These tools will no longer be maintained as of December 31, 2024. Archived website can be found here. PubMed4Hh GitHub repository can be found here. Contact NLM Customer Service if you have questions.


PUBMED FOR HANDHELDS

Search MEDLINE/PubMed


  • Title: Graph theory network analysis provides brain MRI evidence of a partial continuum of neurodegeneration in patients with UMN-predominant ALS and ALS-FTD.
    Author: Rajagopalan V, Pioro EP.
    Journal: Neuroimage Clin; 2022; 35():103037. PubMed ID: 35597032.
    Abstract:
    OBJECTIVE: Our routine clinical neuroimaging showed hyperintense signal along the corticospinal tract only in some but not all patients with upper motor neuron (UMN)-predominant ALS. ALS patients with CST hyperintensity (ALS-CST+) and those without CST hyperintensity (ALS-CST-) present with nearly identical clinical UMN-predominant symptoms. Some previous studies have suggested that ALS patients with frontotemporal dementia (FTD) are on a continuum with ALS patients without FTD, while others have not. We aimed to determine whether: (a) ALS-CST+, ALS-CST-, and ALS-FTD patients show differential sites of predominant neurodegeneration occurring primarily cortically in the perikaryon or subcortically in the white matter (WM), or (b) UMN-predominant ALS is on a continuum with ALS-FTD. METHODS: Exploratory whole brain grey matter (GM) voxel-based morphometry and WM network analysis using graph theory approach were performed.
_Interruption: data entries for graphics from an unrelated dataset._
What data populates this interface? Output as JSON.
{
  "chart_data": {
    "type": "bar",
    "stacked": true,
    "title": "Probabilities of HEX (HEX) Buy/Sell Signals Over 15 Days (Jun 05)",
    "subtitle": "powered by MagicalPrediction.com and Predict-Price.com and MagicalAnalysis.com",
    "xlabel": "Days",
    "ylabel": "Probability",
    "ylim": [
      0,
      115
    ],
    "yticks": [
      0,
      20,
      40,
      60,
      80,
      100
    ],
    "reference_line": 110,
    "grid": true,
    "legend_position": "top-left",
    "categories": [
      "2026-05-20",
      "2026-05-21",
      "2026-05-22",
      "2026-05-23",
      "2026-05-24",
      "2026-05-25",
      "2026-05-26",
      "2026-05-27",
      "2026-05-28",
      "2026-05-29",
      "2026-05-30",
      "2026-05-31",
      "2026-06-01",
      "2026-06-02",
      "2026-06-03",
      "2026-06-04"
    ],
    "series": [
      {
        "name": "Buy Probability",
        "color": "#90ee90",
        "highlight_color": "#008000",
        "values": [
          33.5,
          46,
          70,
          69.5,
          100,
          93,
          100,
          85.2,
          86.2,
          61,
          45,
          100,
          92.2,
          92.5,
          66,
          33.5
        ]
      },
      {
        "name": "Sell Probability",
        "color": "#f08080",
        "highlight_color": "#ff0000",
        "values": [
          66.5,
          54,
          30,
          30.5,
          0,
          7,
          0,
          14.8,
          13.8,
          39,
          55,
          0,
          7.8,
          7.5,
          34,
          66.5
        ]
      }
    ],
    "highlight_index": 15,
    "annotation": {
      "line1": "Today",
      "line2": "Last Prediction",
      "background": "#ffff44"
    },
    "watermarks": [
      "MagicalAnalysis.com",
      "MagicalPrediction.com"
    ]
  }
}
In this exploratory study, MRI data from 58 ALS patients (ALS-FTD, n = 15; ALS-CST+, n = 19; ALS-CST-, n = 24) and 14 neurological controls were obtained. RESULTS: Significant differences in degree measures (evaluating WM networks) were observed between ALS patients and controls in frontal, motor, extra-motor, subcortical, and cerebellar regions. GM atrophy was observed only in the ALS-FTD subgroup and not in the other ALS subgroups. CONCLUSION: Although WM network disruption by the ALS disease process showed different patterns between ALS-CST+, ALS-CST-, and ALS-FTD subgroups, there were some overlaps, particularly in prefrontal regions and between ALS-CST+ and ALS-FTD patients. Our preliminary findings suggest a partial continuum of, at least, WM degeneration between these subgroups with predominance of cortical pathology ("neuronopathy") in ALS-FTD patients and subcortical WM pathology ("axonopathy") in ALS-CST+ and ALS-CST- patients.